Genau das aber will die Familieninitiative der SVP, über welche das Schweizer Stimmvolk am 24. November befindet: Kosten geltend machen, die gar nicht entstanden sind. Heute können erwerbstätige Eltern einen Betreuungsabzug geltend machen, wenn ihre Kinder von einer Tagesmutter oder in einer Kindertagesstätte betreut werden. Dieser Abzug wurde eingeführt, damit Familie und Beruf besser vereinbart werden können. Auf diese Weise wird verhindert, dass ein grosser Teil des zweiten Lohnes für die Kinderbetreuung weggeht; so lohnt sich das Arbeiten ausser Haus.
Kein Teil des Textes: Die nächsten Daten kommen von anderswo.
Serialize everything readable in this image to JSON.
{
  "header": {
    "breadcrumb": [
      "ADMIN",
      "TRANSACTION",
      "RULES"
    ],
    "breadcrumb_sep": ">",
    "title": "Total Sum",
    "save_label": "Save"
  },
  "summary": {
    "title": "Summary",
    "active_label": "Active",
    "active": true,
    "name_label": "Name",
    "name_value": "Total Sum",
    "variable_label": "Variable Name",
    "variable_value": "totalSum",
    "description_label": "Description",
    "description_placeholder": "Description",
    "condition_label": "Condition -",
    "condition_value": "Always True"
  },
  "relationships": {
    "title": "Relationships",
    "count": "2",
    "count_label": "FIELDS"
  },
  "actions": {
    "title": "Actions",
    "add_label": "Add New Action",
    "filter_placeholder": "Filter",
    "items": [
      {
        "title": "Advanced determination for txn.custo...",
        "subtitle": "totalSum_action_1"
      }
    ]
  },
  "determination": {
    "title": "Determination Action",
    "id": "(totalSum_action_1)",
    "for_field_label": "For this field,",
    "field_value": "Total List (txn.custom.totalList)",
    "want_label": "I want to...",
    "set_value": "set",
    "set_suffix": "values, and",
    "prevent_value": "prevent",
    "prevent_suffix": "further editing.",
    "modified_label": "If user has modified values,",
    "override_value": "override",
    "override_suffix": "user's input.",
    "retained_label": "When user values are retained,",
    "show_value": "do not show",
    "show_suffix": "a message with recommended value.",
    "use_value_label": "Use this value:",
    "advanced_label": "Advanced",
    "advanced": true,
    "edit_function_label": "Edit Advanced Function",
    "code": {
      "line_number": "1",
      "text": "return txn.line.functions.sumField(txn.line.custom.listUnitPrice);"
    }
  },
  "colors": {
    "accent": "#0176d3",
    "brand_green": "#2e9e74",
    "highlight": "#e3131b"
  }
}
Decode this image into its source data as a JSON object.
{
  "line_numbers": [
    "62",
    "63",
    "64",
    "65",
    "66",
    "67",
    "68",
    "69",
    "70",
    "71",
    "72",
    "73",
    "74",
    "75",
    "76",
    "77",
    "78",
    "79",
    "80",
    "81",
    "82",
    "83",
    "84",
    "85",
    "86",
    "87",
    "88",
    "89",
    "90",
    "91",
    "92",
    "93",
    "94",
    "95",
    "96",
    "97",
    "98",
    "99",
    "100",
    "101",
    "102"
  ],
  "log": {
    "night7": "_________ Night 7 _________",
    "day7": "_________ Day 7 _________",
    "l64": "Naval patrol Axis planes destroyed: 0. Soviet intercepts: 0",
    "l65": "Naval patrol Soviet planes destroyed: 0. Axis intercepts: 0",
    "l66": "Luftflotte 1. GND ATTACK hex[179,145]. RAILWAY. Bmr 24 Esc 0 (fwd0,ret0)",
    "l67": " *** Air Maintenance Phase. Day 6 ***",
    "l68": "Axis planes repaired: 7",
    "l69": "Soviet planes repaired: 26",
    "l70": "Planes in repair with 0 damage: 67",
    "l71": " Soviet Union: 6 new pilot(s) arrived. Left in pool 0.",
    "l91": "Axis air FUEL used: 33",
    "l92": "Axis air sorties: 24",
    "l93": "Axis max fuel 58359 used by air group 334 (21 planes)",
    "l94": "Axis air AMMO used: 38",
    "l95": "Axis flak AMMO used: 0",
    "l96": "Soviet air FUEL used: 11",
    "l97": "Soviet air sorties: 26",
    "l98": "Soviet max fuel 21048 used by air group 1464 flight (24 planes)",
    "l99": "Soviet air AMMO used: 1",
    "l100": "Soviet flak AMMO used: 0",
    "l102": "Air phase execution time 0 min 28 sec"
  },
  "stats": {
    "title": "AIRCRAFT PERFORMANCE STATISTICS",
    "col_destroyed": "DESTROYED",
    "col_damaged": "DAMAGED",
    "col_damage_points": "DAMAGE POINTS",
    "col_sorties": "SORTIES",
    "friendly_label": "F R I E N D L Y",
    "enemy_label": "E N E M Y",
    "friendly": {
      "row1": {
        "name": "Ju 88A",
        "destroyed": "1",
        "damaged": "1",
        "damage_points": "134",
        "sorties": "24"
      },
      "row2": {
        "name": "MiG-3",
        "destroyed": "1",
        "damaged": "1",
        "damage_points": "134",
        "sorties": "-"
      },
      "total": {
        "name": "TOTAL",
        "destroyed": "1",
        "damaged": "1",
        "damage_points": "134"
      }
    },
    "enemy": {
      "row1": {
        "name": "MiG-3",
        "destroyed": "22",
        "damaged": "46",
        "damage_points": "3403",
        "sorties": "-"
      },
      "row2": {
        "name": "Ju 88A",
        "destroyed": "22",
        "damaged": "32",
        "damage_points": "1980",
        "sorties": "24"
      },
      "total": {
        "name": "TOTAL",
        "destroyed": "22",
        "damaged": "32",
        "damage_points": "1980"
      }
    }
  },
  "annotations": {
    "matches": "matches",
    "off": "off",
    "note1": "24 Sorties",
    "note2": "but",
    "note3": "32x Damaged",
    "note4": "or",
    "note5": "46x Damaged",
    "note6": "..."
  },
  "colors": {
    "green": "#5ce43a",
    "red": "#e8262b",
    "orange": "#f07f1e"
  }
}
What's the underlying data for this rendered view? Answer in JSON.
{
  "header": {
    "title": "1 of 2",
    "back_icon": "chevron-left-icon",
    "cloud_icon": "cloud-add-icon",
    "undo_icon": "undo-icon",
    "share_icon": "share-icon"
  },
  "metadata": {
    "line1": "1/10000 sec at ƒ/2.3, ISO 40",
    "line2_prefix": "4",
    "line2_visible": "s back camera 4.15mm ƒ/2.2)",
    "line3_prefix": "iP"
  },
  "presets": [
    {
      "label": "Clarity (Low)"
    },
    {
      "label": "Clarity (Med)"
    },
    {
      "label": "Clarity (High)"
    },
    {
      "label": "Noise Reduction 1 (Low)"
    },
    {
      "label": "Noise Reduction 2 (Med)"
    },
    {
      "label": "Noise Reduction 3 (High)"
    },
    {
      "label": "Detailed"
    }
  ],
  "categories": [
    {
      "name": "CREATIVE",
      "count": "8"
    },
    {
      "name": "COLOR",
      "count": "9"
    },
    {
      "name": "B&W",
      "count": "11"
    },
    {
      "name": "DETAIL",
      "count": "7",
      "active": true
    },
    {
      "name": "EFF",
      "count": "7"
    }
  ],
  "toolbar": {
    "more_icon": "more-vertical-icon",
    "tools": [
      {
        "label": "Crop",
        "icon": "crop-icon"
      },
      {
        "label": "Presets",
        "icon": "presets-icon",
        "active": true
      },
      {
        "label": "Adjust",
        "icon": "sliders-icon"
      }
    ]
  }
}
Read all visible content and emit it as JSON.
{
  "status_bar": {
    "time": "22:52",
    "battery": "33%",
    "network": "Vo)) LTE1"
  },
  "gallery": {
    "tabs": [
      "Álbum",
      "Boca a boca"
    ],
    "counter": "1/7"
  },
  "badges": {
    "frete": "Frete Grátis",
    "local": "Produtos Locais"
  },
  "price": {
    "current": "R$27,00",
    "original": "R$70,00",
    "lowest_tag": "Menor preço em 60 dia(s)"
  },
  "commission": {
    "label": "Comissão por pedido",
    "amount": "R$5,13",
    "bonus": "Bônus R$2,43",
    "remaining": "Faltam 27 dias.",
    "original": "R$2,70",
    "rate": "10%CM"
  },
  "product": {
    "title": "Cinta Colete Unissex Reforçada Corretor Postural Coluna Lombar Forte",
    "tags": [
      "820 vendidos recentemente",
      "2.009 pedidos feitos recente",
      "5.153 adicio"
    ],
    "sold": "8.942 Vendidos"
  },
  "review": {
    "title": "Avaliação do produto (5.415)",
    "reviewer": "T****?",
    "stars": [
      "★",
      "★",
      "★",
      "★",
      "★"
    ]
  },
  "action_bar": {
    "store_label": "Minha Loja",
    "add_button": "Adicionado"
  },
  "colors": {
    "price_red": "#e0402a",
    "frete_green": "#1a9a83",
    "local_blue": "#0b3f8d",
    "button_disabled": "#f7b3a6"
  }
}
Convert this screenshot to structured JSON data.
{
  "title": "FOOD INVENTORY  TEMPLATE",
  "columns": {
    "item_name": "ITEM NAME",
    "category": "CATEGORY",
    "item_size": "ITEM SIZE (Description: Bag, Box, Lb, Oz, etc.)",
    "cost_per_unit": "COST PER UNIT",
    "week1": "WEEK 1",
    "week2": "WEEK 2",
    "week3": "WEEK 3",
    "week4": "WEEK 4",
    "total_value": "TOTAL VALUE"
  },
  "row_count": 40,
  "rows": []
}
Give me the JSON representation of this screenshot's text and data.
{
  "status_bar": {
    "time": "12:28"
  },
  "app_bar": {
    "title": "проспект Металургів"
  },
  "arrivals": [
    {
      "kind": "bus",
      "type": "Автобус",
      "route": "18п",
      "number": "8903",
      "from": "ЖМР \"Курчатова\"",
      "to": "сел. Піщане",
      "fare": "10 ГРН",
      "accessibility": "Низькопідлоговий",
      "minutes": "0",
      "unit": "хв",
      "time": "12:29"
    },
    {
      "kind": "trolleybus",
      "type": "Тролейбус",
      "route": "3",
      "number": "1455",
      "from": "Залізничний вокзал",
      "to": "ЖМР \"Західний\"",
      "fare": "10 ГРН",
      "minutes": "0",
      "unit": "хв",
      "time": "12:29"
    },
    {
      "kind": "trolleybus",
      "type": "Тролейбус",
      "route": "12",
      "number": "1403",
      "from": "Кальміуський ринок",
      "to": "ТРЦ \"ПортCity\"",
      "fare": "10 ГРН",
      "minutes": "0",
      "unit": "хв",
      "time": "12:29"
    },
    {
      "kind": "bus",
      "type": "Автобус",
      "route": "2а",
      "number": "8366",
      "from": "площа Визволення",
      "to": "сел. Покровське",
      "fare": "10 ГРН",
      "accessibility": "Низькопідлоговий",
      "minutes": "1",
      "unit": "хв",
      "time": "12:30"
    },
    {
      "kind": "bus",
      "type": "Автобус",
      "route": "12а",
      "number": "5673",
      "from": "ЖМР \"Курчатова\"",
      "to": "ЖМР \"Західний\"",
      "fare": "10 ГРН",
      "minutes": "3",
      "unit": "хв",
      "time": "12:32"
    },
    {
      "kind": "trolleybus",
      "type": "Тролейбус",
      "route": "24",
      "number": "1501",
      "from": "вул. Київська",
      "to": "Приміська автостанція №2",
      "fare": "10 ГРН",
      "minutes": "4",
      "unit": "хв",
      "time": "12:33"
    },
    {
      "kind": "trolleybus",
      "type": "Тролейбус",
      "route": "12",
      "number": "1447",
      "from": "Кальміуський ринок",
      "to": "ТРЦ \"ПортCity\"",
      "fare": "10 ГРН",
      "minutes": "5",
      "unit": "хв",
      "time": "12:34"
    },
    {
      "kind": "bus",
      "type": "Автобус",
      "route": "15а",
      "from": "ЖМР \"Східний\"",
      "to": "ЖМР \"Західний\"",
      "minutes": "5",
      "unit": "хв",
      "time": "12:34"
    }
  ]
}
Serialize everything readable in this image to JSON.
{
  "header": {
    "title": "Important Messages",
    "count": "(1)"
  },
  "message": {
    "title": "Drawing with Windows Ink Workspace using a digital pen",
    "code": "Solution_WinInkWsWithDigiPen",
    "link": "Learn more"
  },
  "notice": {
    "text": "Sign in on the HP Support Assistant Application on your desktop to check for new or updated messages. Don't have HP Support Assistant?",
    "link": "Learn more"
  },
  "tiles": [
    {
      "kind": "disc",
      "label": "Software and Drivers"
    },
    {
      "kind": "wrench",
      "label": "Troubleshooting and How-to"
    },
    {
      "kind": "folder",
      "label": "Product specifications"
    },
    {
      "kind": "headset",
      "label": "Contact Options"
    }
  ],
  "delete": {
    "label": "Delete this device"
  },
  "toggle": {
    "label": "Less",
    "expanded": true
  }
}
Der Betreuungsabzug ist also keine Prämie für Kinder oder eine Unterstützung für Familien–sondern eine Hilfe für Erwerbstätige. Sie ist klar an die Arbeit gekoppelt; so wie eine Wegpauschale oder ein Essensabzug. Darum macht es keinen Sinn, wenn die SVP nun auch einen Betreuungsabzug für Familien fordert, die ihre Kinder selber betreuen.

 

 Die SVP argumentiert, heute seien jene Familien, die keine ausserfamiliäre Betreuung in Anspruch nehmen, steuerlich benachteiligt. Würden jedoch alle Familien einen Betreuungsabzug geltend machen können, wären die Familien bevorteilt, die ihre Kinder selber betreuen–da sie Kosten abziehen können, die gar nie angefallen sind. Dann stünden Familien mit zwei Einkommen steuerlich schlechter da.

 

 Der SVP geht es mit ihrer Initiative weniger um eine Gleichstellung beim Steuerabzug als vielmehr um Familienpolitik. Die Volkspartei will die Familie stärken. Dabei denkt sie an einen erwerbstätigen Vater und an eine Mutter, die zu Hause bleibt und ihre Kinder betreut. Dies ist aber längst nicht mehr die Durchschnittsfamilie. Immer mehr Mütter arbeiten ausser Haus–die einen zu hundert Prozent, andere an einem oder zwei Tagen in der Woche. So leben heute in der Schweiz Familien mit unterschiedlichsten Rollenaufteilungen: hier die klassische Familie nach dem Gusto der SVP, dort die Familie, in der sich beide Elternteile die Haus-, Erziehungs- und Erwerbsarbeit teilen. Und dazwischen gibt es die grosse Mehrheit jener Familien, in denen zwar beide Elternteile erwerbstätig sind, in denen aber nach wie vor die Mutter die Hauptverantwortung für Kinder und Haushalt trägt und der Vater den Hauptteil des Lohns verdient. Nicht zu vergessen sind die Alleinerziehenden.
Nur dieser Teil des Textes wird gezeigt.